それは、『もう撮ってしまったもの』と『これから収録するもの』という違いがありますね。とはいえ、映画などでも撮影中に事件が発生した場合は、中止や代役への切り替えになる場合があります。また、入場料を取るといっても舞台などは代役をたてることになります。撮影済み、放送中であっても、CMに関してはほぼ放送中止の扱いになります」(同記者)

なぜ、“番組に罪はない”論争は起きない?

実際、伊藤容疑者が出演しているCMはすべてネット上の動画を削除した。各メディアには立ち位置の違いがあり、中でもテレビは特別だ。「テレビはスポンサーのCM収入で成り立っている」というのは、あるテレビ関係者。

テレビ番組は、“作品”ではなく“商品”という考え方なんです。イメージのよくないタレントが番組に起用されないのと似ていて、逮捕されたことでそのイメージが悪化したら、番組は“商品”にならなくなってしまう。だからタレントが不祥事を起こしたら差し替えましょう、ということになる」(同関係者)

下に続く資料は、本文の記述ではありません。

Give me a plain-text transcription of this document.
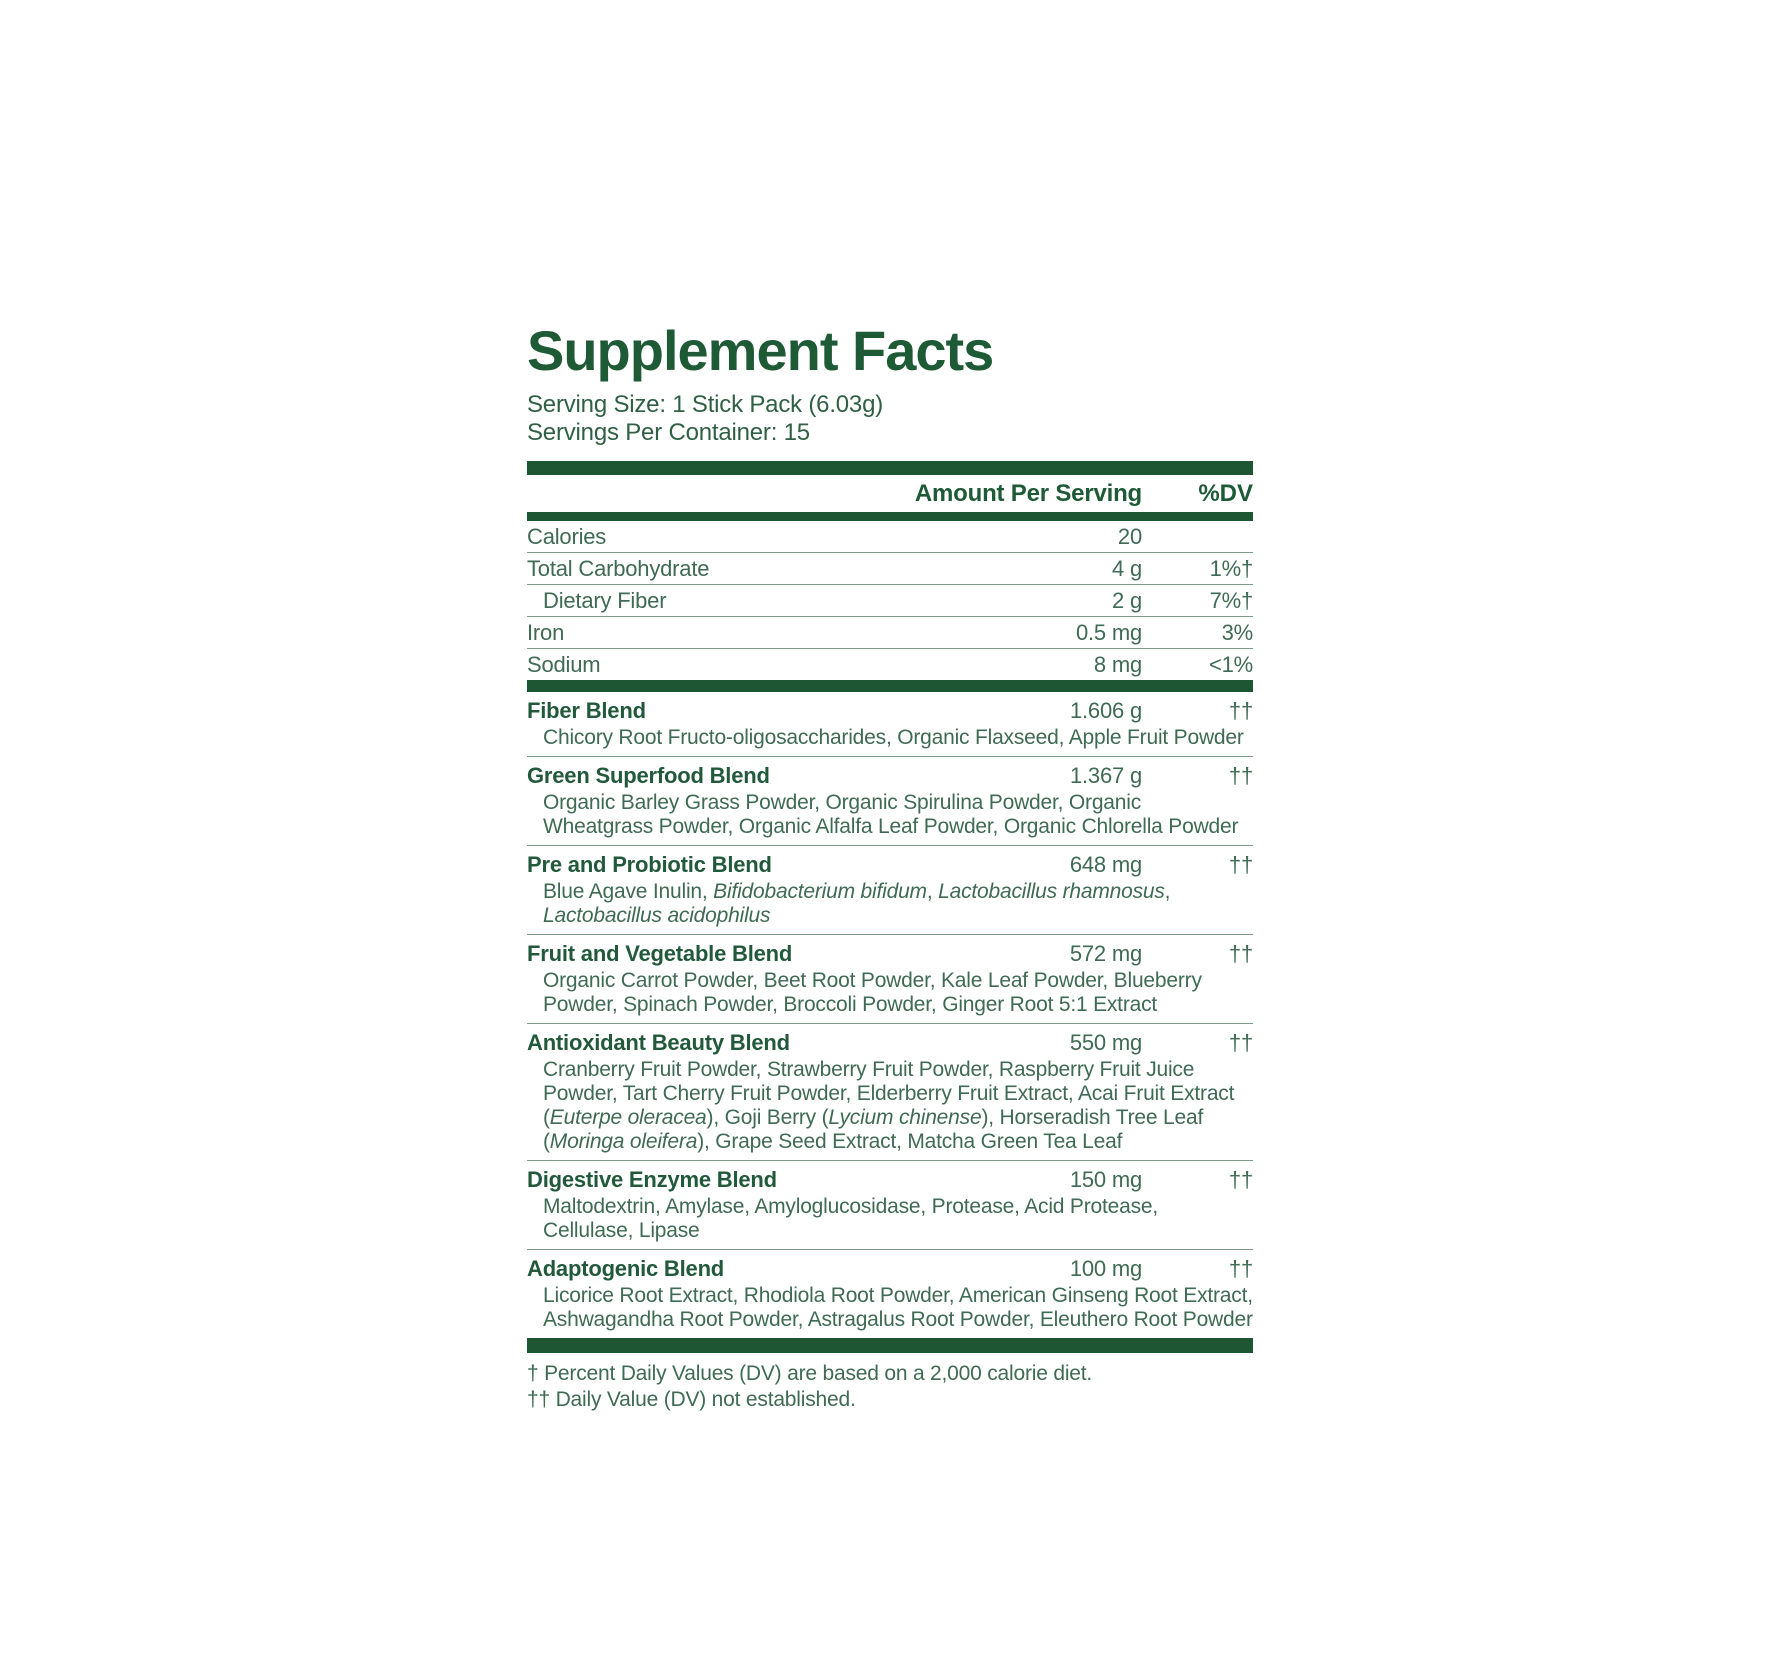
Supplement Facts
Serving Size: 1 Stick Pack (6.03g)
Servings Per Container: 15
Amount Per Serving	%DV
Calories	20
Total Carbohydrate	4 g	1%†
Dietary Fiber	2 g	7%†
Iron	0.5 mg	3%
Sodium	8 mg	<1%
Fiber Blend	1.606 g	††

Chicory Root Fructo-oligosaccharides, Organic Flaxseed, Apple Fruit Powder

Green Superfood Blend	1.367 g	††

Organic Barley Grass Powder, Organic Spirulina Powder, Organic Wheatgrass Powder, Organic Alfalfa Leaf Powder, Organic Chlorella Powder

Pre and Probiotic Blend	648 mg	††

Blue Agave Inulin, Bifidobacterium bifidum, Lactobacillus rhamnosus, Lactobacillus acidophilus

Fruit and Vegetable Blend	572 mg	††

Organic Carrot Powder, Beet Root Powder, Kale Leaf Powder, Blueberry Powder, Spinach Powder, Broccoli Powder, Ginger Root 5:1 Extract

Antioxidant Beauty Blend	550 mg	††

Cranberry Fruit Powder, Strawberry Fruit Powder, Raspberry Fruit Juice Powder, Tart Cherry Fruit Powder, Elderberry Fruit Extract, Acai Fruit Extract (Euterpe oleracea), Goji Berry (Lycium chinense), Horseradish Tree Leaf (Moringa oleifera), Grape Seed Extract, Matcha Green Tea Leaf

Digestive Enzyme Blend	150 mg	††

Maltodextrin, Amylase, Amyloglucosidase, Protease, Acid Protease, Cellulase, Lipase

Adaptogenic Blend	100 mg	††

Licorice Root Extract, Rhodiola Root Powder, American Ginseng Root Extract, Ashwagandha Root Powder, Astragalus Root Powder, Eleuthero Root Powder

† Percent Daily Values (DV) are based on a 2,000 calorie diet.
†† Daily Value (DV) not established.
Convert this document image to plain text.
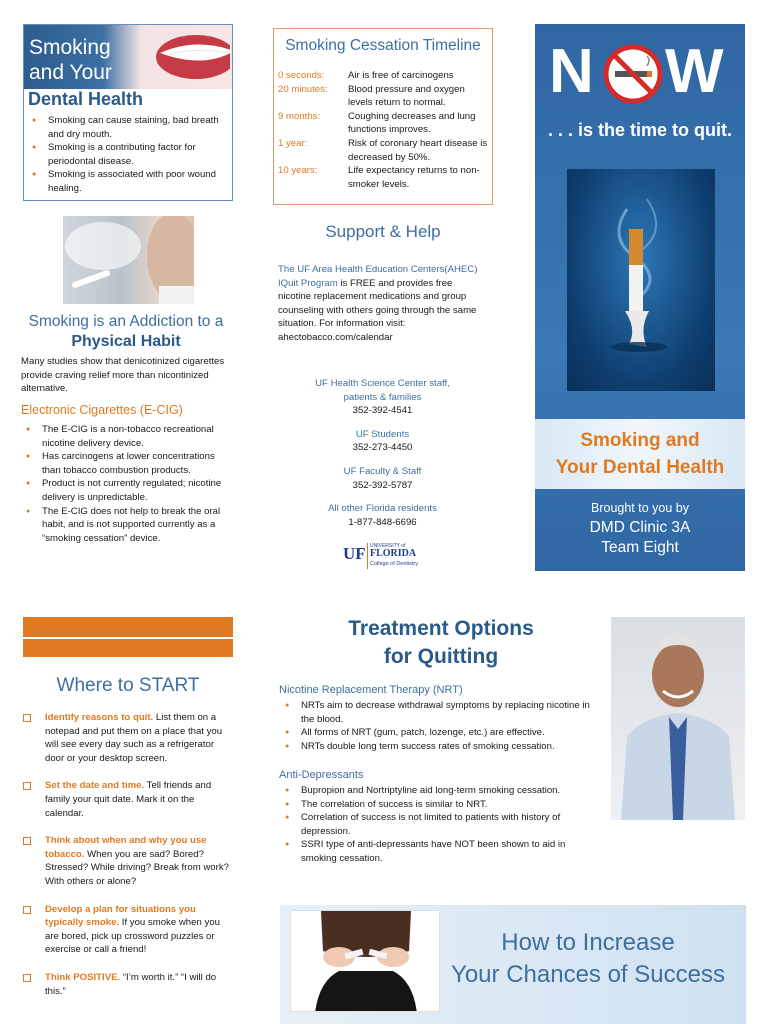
Smoking
and Your
Dental Health
● Smoking can cause staining, bad breath and dry mouth.
● Smoking is a contributing factor for periodontal disease.
● Smoking is associated with poor wound healing.
Smoking is an Addiction to a
Physical Habit
Many studies show that denicotinized cigarettes provide craving relief more than nicontinized alternative.
Electronic Cigarettes (E-CIG)
● The E-CIG is a non-tobacco recreational nicotine delivery device.
● Has carcinogens at lower concentrations than tobacco combustion products.
● Product is not currently regulated; nicotine delivery is unpredictable.
● The E-CIG does not help to break the oral habit, and is not supported currently as a “smoking cessation” device.
Smoking Cessation Timeline
0 seconds:	Air is free of carcinogens
20 minutes:	Blood pressure and oxygen levels return to normal.
9 months:	Coughing decreases and lung functions improves.
1 year:	Risk of coronary heart disease is decreased by 50%.
10 years:	Life expectancy returns to non-smoker levels.
Support & Help
The UF Area Health Education Centers(AHEC) IQuit Program is FREE and provides free nicotine replacement medications and group counseling with others going through the same situation. For information visit:
ahectobacco.com/calendar
UF Health Science Center staff, patients & families
352-392-4541
UF Students
352-273-4450
UF Faculty & Staff
352-392-5787
All other Florida residents
1-877-848-6696
UF UNIVERSITY of
FLORIDA
College of Dentistry
N W
. . . is the time to quit.
Smoking and
Your Dental Health
Brought to you by
DMD Clinic 3A
Team Eight
Where to START
Identify reasons to quit. List them on a notepad and put them on a place that you will see every day such as a refrigerator door or your desktop screen.
Set the date and time. Tell friends and family your quit date. Mark it on the calendar.
Think about when and why you use tobacco. When you are sad? Bored? Stressed? While driving? Break from work? With others or alone?
Develop a plan for situations you typically smoke. If you smoke when you are bored, pick up crossword puzzles or exercise or call a friend!
Think POSITIVE. “I’m worth it.” “I will do this.”
Treatment Options
for Quitting
Nicotine Replacement Therapy (NRT)
● NRTs aim to decrease withdrawal symptoms by replacing nicotine in the blood.
● All forms of NRT (gum, patch, lozenge, etc.) are effective.
● NRTs double long term success rates of smoking cessation.
Anti-Depressants
● Bupropion and Nortriptyline aid long-term smoking cessation.
● The correlation of success is similar to NRT.
● Correlation of success is not limited to patients with history of depression.
● SSRI type of anti-depressants have NOT been shown to aid in smoking cessation.
How to Increase
Your Chances of Success
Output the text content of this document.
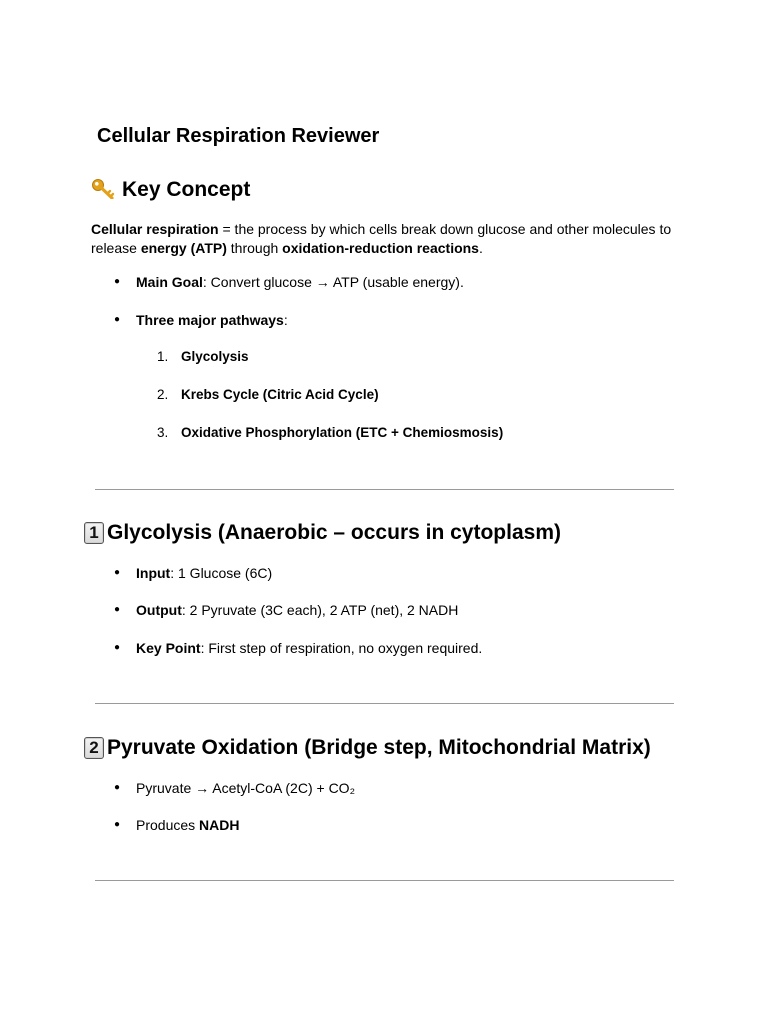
Cellular Respiration Reviewer
Key Concept

Cellular respiration = the process by which cells break down glucose and other molecules to release energy (ATP) through oxidation-reduction reactions.

● Main Goal: Convert glucose → ATP (usable energy).
● Three major pathways:
1. Glycolysis
2. Krebs Cycle (Citric Acid Cycle)
3. Oxidative Phosphorylation (ETC + Chemiosmosis)
1 Glycolysis (Anaerobic – occurs in cytoplasm)
● Input: 1 Glucose (6C)
● Output: 2 Pyruvate (3C each), 2 ATP (net), 2 NADH
● Key Point: First step of respiration, no oxygen required.
2 Pyruvate Oxidation (Bridge step, Mitochondrial Matrix)
● Pyruvate → Acetyl-CoA (2C) + CO₂
● Produces NADH
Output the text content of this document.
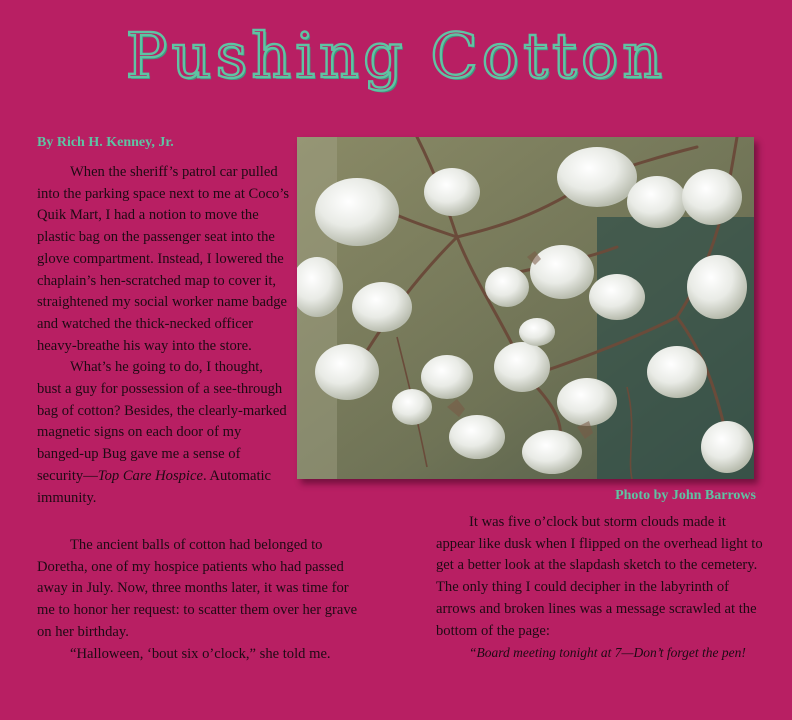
Pushing Cotton
By Rich H. Kenney, Jr.

When the sheriff’s patrol car pulled into the parking space next to me at Coco’s Quik Mart, I had a notion to move the plastic bag on the passenger seat into the glove compartment. Instead, I lowered the chaplain’s hen-scratched map to cover it, straightened my social worker name badge and watched the thick-necked officer heavy-breathe his way into the store.

What’s he going to do, I thought, bust a guy for possession of a see-through bag of cotton? Besides, the clearly-marked magnetic signs on each door of my banged-up Bug gave me a sense of security—Top Care Hospice. Automatic immunity.

The ancient balls of cotton had belonged to Doretha, one of my hospice patients who had passed away in July. Now, three months later, it was time for me to honor her request: to scatter them over her grave on her birthday.

“Halloween, ‘bout six o’clock,” she told me.

Photo by John Barrows

It was five o’clock but storm clouds made it appear like dusk when I flipped on the overhead light to get a better look at the slapdash sketch to the cemetery. The only thing I could decipher in the labyrinth of arrows and broken lines was a message scrawled at the bottom of the page:

“Board meeting tonight at 7—Don’t forget the pen!
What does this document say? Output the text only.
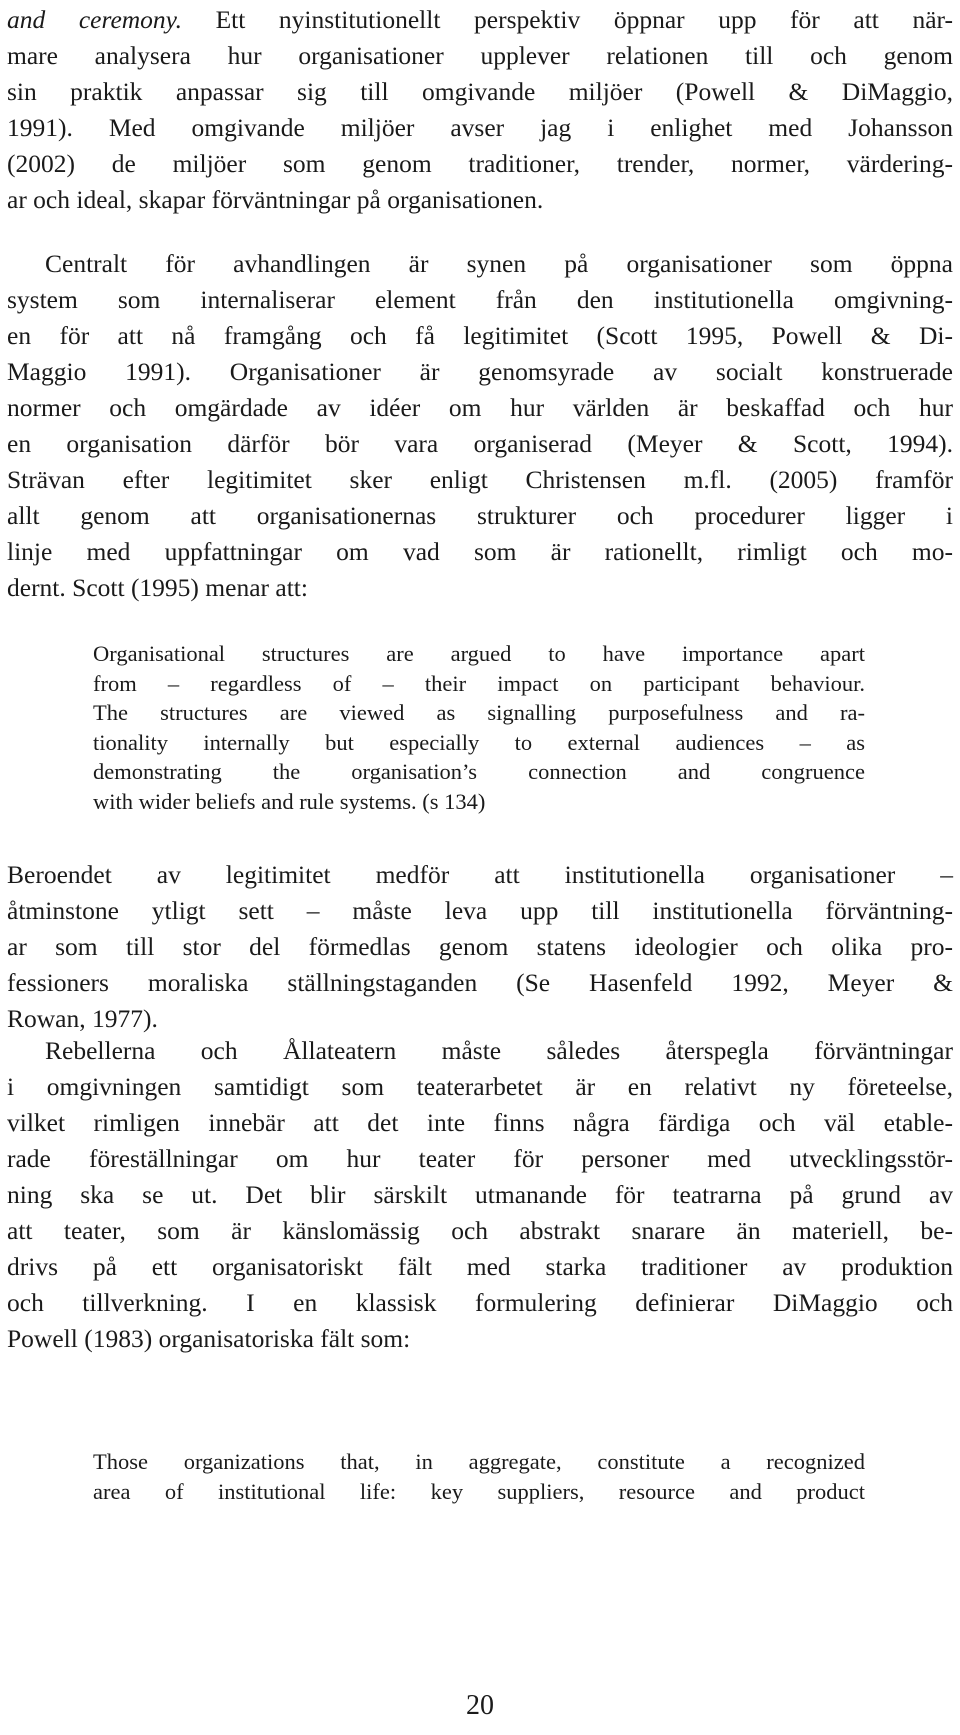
and ceremony. Ett nyinstitutionellt perspektiv öppnar upp för att när-
mare analysera hur organisationer upplever relationen till och genom
sin praktik anpassar sig till omgivande miljöer (Powell & DiMaggio,
1991). Med omgivande miljöer avser jag i enlighet med Johansson
(2002) de miljöer som genom traditioner, trender, normer, värdering-
ar och ideal, skapar förväntningar på organisationen.
Centralt för avhandlingen är synen på organisationer som öppna
system som internaliserar element från den institutionella omgivning-
en för att nå framgång och få legitimitet (Scott 1995, Powell & Di-
Maggio 1991). Organisationer är genomsyrade av socialt konstruerade
normer och omgärdade av idéer om hur världen är beskaffad och hur
en organisation därför bör vara organiserad (Meyer & Scott, 1994).
Strävan efter legitimitet sker enligt Christensen m.fl. (2005) framför
allt genom att organisationernas strukturer och procedurer ligger i
linje med uppfattningar om vad som är rationellt, rimligt och mo-
dernt. Scott (1995) menar att:
Organisational structures are argued to have importance apart
from – regardless of – their impact on participant behaviour.
The structures are viewed as signalling purposefulness and ra-
tionality internally but especially to external audiences – as
demonstrating the organisation’s connection and congruence
with wider beliefs and rule systems. (s 134)
Beroendet av legitimitet medför att institutionella organisationer –
åtminstone ytligt sett – måste leva upp till institutionella förväntning-
ar som till stor del förmedlas genom statens ideologier och olika pro-
fessioners moraliska ställningstaganden (Se Hasenfeld 1992, Meyer &
Rowan, 1977).
Rebellerna och Ållateatern måste således återspegla förväntningar
i omgivningen samtidigt som teaterarbetet är en relativt ny företeelse,
vilket rimligen innebär att det inte finns några färdiga och väl etable-
rade föreställningar om hur teater för personer med utvecklingsstör-
ning ska se ut. Det blir särskilt utmanande för teatrarna på grund av
att teater, som är känslomässig och abstrakt snarare än materiell, be-
drivs på ett organisatoriskt fält med starka traditioner av produktion
och tillverkning. I en klassisk formulering definierar DiMaggio och
Powell (1983) organisatoriska fält som:
Those organizations that, in aggregate, constitute a recognized
area of institutional life: key suppliers, resource and product
20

広告が売れない今、テレビ局の立場はますます弱くなり、局はスポンサー企業をより大切にしないといけないというわけだ。

テレビは差し替えもしくは中止、映画は再編集せずに時期を見るなど、ケースバイケースで公開するとうい現在の流れは、今後も続くと前出のテレビ関係者は言うが、その流れが変わる可能性はあるのだろうか。

あるとするなら、世の中の反応が『番組に罪はない』となるのならという場合です。しかし、テレビ局という巨大な組織に対して、『かわいそう』という感情を抱く人はおそらく多くありません。そう思われる段階には至っていませんね

「番組に罪はない!」「それでも見たい!」「差し替え作業するスタッフや出演者が気の毒」といった見方をしてもらう番組づくりが求められる。